Nul espoir de secours sans une révolution complète. Les revers les plus grands, dix batailles perdues n'eussent rien fait sur ce froid orgueil, sur un si long, si profond endurcissement. Il eût fallu l'abandon général, le délaissement où se trouva Jacques en Angleterre, un refus des armées de marcher (pieds nus et sans pain) dans une folle guerre où la France combattait pour sa propre destruction, se rencontrait elle-même, se massacrait dans les avant-gardes ennemies. Nos réfugiés étaient toujours en tête; perte ou victoire, n'importe, c'était toujours aux dépens de la France.
Si l'émigration protestante ne s'était dispersée, elle avait un modèle. La petite tribu des Vaudois osa rentrer chez elle à main armée (août 89), se rétablit dans ses rochers, s'y maintint invincible, malgré les efforts de deux monarchies. L'histoire de ce fait incroyable est: La glorieuse rentrée, par M. Arnaud, colonel et pasteur des Vallées. Ils étaient mille. Leur mort semblait certaine. Mais les nôtres rougirent de les voir partir seuls. Ils firent en leur faveur une audacieuse diversion. Deux officiers (roturiers, à coup sûr, ils s'appelaient Bourgeois et Couteau) se chargèrent, avec une poignée de volontaires, de contenir Catinat et une armée de vingt mille hommes. Ils y périrent, mais les Vaudois passèrent.

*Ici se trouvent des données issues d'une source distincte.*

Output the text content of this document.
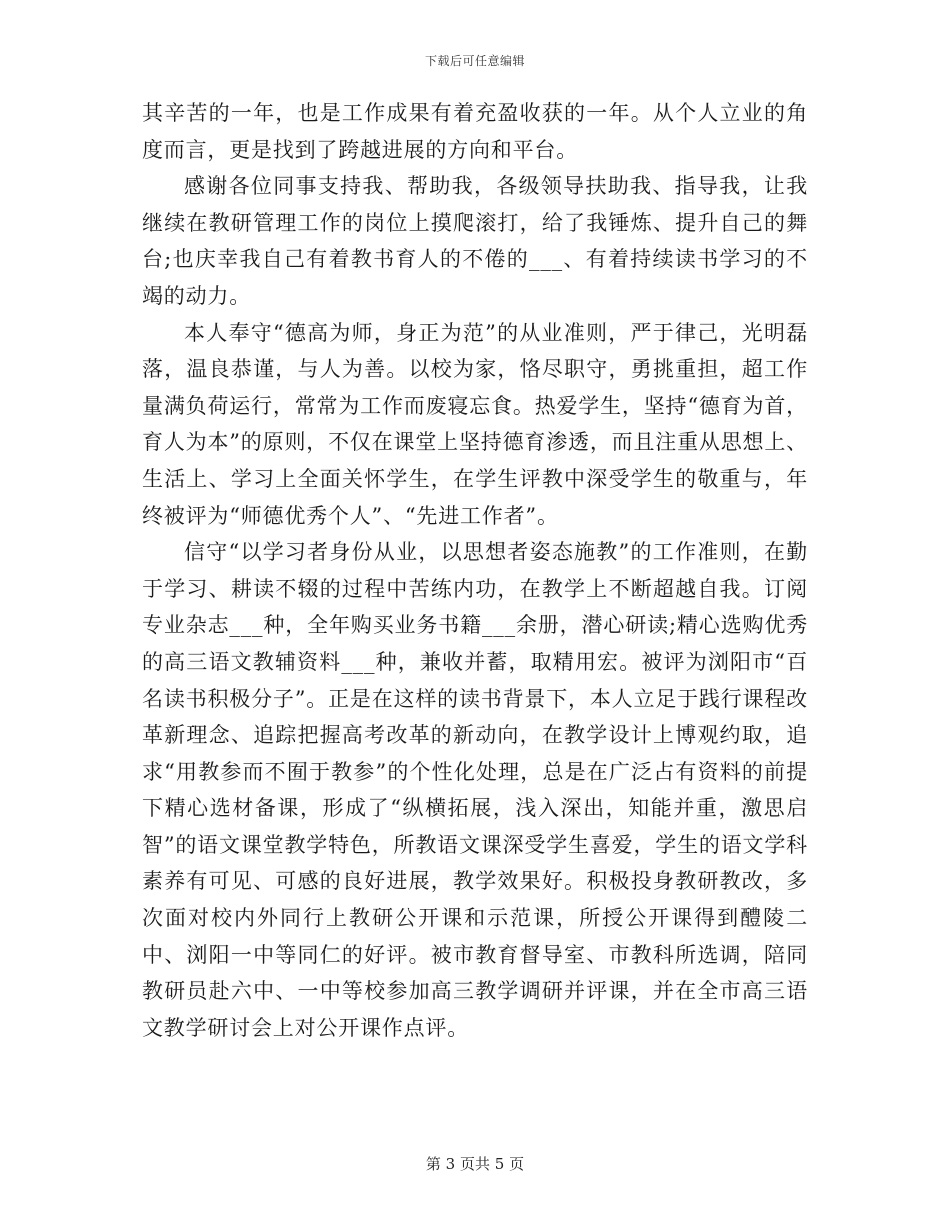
下载后可任意编辑

其辛苦的一年，也是工作成果有着充盈收获的一年。从个人立业的角度而言，更是找到了跨越进展的方向和平台。

感谢各位同事支持我、帮助我，各级领导扶助我、指导我，让我继续在教研管理工作的岗位上摸爬滚打，给了我锤炼、提升自己的舞台;也庆幸我自己有着教书育人的不倦的___、有着持续读书学习的不竭的动力。

本人奉守“德高为师，身正为范”的从业准则，严于律己，光明磊落，温良恭谨，与人为善。以校为家，恪尽职守，勇挑重担，超工作量满负荷运行，常常为工作而废寝忘食。热爱学生，坚持“德育为首，育人为本”的原则，不仅在课堂上坚持德育渗透，而且注重从思想上、生活上、学习上全面关怀学生，在学生评教中深受学生的敬重与，年终被评为“师德优秀个人”、“先进工作者”。

信守“以学习者身份从业，以思想者姿态施教”的工作准则，在勤于学习、耕读不辍的过程中苦练内功，在教学上不断超越自我。订阅专业杂志___种，全年购买业务书籍___余册，潜心研读;精心选购优秀的高三语文教辅资料___种，兼收并蓄，取精用宏。被评为浏阳市“百名读书积极分子”。正是在这样的读书背景下，本人立足于践行课程改革新理念、追踪把握高考改革的新动向，在教学设计上博观约取，追求“用教参而不囿于教参”的个性化处理，总是在广泛占有资料的前提下精心选材备课，形成了“纵横拓展，浅入深出，知能并重，激思启智”的语文课堂教学特色，所教语文课深受学生喜爱，学生的语文学科素养有可见、可感的良好进展，教学效果好。积极投身教研教改，多次面对校内外同行上教研公开课和示范课，所授公开课得到醴陵二中、浏阳一中等同仁的好评。被市教育督导室、市教科所选调，陪同教研员赴六中、一中等校参加高三教学调研并评课，并在全市高三语文教学研讨会上对公开课作点评。

第 3 页共 5 页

Pourquoi les nôtres n'en firent-ils pas autant chez nous? Pourquoi ne rentrèrent-ils pas au nom de la France sous le drapeau des États généraux? La chose n'était pas impossible. Ils y pensaient en Suisse, ils y pensaient dans les Cévennes. On se rappelle ce Vivens, un cardeur de laine d'Anduze, petit boiteux très-jeune, mais une âme de fer et de feu. Cruellement trompé par Basville qui avait cru le perdre avec son peuple, il se jugea délié du serment, revint fièrement en France. Replacé dans son droit d'homme et sa royauté de nature, il déclara, lui Vivens, la guerre à Louis XIV. Contre Saül il se sentit David, proclama sa justice, ses justes représailles, et dit qu'il pendrait les bourreaux. Vivens, avec un vrai génie, pensait que dix mille hommes aux Cévennes seraient invincibles, et il appelait à lui la masse des réfugiés. Elle versait son sang partout, pour tous, excepté pour la France. Elle aidait à la délivrance de l'Angleterre, des Alpes; pourquoi pas à la sienne? à celle de sa propre patrie?
Les envoyés de Vivens furent saisis. Ce vaillant juge d'Israël périt dans une obscure rencontre. Son plan était fort raisonnable. Cependant nos fiers gentilshommes se seraient-ils rendus à l'appel du cardeur de laine? Ils songeaient à rentrer, mais par le Dauphiné.
Ils envoyèrent le plan de leur expédition à Londres, pour être mis sous les yeux de Schomberg.